La democracia del régimen presidencialista presionada por las manifestaciones sociales no controladas por el corporativismo priista concibió la reforma política por medio de la cual metía al marco legal la participación de otros partidos, el Comunista Mexicano, fundamentalmente. No obstante, la reforma no fue suficiente para alterar los mecanismos de la sucesión, aunque sí señaló el comienzo de la ilegitimidad de la designación del candidato. La alharaca de los mítines de campaña caracterizada por la estridencia del ruido de matracas y el desfile de mantas con leyendas de apoyo y estandartes de los contingentes de militantes acarreados -en 1982, al final del gobierno lopezportillista- ha de quedar registrada como el control vertical de la decisión presidencial anotada en Mis tiempos: “Los dos últimos posibles precandidatos eran Javier García Paniagua y Miguel de la Madrid… Uno, para el caso que se desordenara el país por la crisis económica y se necesitara una mano fuerte y de sabia raíz popular. El otro, para el caso de que la expresión crítica fuera fundamentalmente financiera”. El paso de García Paniagua por la policía política del Estado, la DFS, entre 1976-1978, hizo de él la mano fuerte del sistema para controlar el desorden social, aunque como presidente del PRI, en 1981, en palabras de Alfonso Corona del Rosal, “el dirigente del partido no juega en ese juego”, en clara alusión a su aspiración presidencial. También las palabras de Corona del Rosal eran un reconocimiento explícito de la facultad metaconstitucional del presidente y del rol político del partido para legitimarla.

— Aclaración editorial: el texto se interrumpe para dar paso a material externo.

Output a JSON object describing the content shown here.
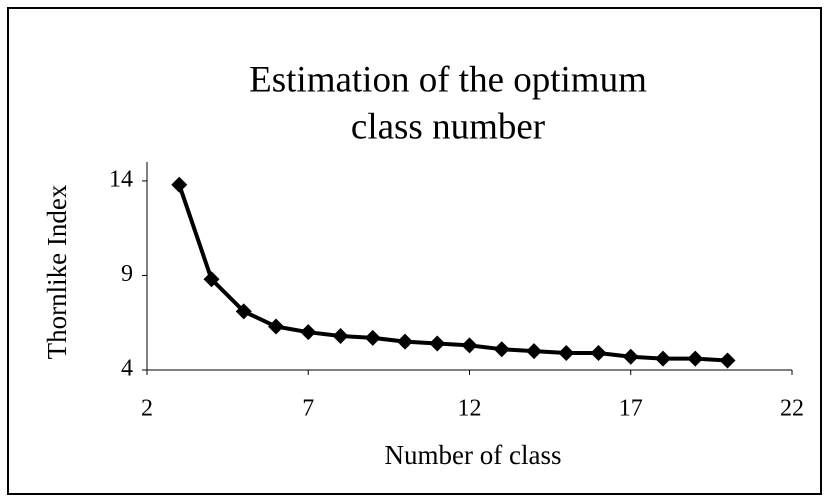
{
  "chart_data": {
    "type": "line",
    "title": [
      "Estimation of the optimum",
      "class number"
    ],
    "x_label": "Number of class",
    "y_label": "Thornlike Index",
    "x": [
      3,
      4,
      5,
      6,
      7,
      8,
      9,
      10,
      11,
      12,
      13,
      14,
      15,
      16,
      17,
      18,
      19,
      20
    ],
    "series": [
      {
        "color": "#000000",
        "values": [
          13.8,
          8.8,
          7.1,
          6.3,
          6.0,
          5.8,
          5.7,
          5.5,
          5.4,
          5.3,
          5.1,
          5.0,
          4.9,
          4.9,
          4.7,
          4.6,
          4.6,
          4.5
        ]
      }
    ],
    "xlim": [
      2,
      22
    ],
    "xticks": [
      2,
      7,
      12,
      17,
      22
    ],
    "ylim": [
      4,
      15
    ],
    "yticks": [
      4,
      9,
      14
    ]
  }
}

Sin embargo, cuando comienza a perder legitimidad ese método sucesorio también inicia otro proceso del sistema presidencialista, el ascenso de la tecnocracia al poder, cuyas consecuencias más críticas se expresaron en el discurso del 6 de marzo, en el monumento a la Revolución, por parte de Luis Donaldo Colosio Murrieta. La ruptura política se resolvió con el magnicidio y la continuidad del régimen quedó garantizada con la designación del doctor Ernesto Zedillo Ponce de León, como candidato sustituto.

Los signos de agotamiento fueron más claros durante el proceso sucesorio de 1988. El presidente Miguel de la Madrid Hurtado hizo aparecer a secretarios del gabinete -sin posibilidad alguna de alcanzar la designación- junto a Carlos Salinas de Gortari. El secretario de Gobernación había sido desplazado por los intereses del modelo de desarrollo neoliberal. Los grandes monopolios transnacionales de los países industrializados presionaban para conformar gobiernos a modo con los chicos de Chicago, es decir, la tecnocracia formada en las principales universidades norteamericanas. El rol de la clase política mexicana había llegado a su fin y el legado del nacionalismo revolucionario quedó proscrito del discurso de los altos funcionarios de los gobiernos neoliberales.

Es por ello que el caso Colosio al retomarse como asunto de Estado en el contexto de experimentar, desde el poder, nuevas prácticas políticas que apunten a perfilar una democracia participativa para superar los vicios históricos de la sucesión presidencial heredados del régimen priista -la alternancia panista los hizo propios con resultados desastrosos- no ha de quedar como un señalamiento de un acto vil sino la de una apertura de procesos sociales que redefinen las relaciones de poder entre las facciones gobernantes.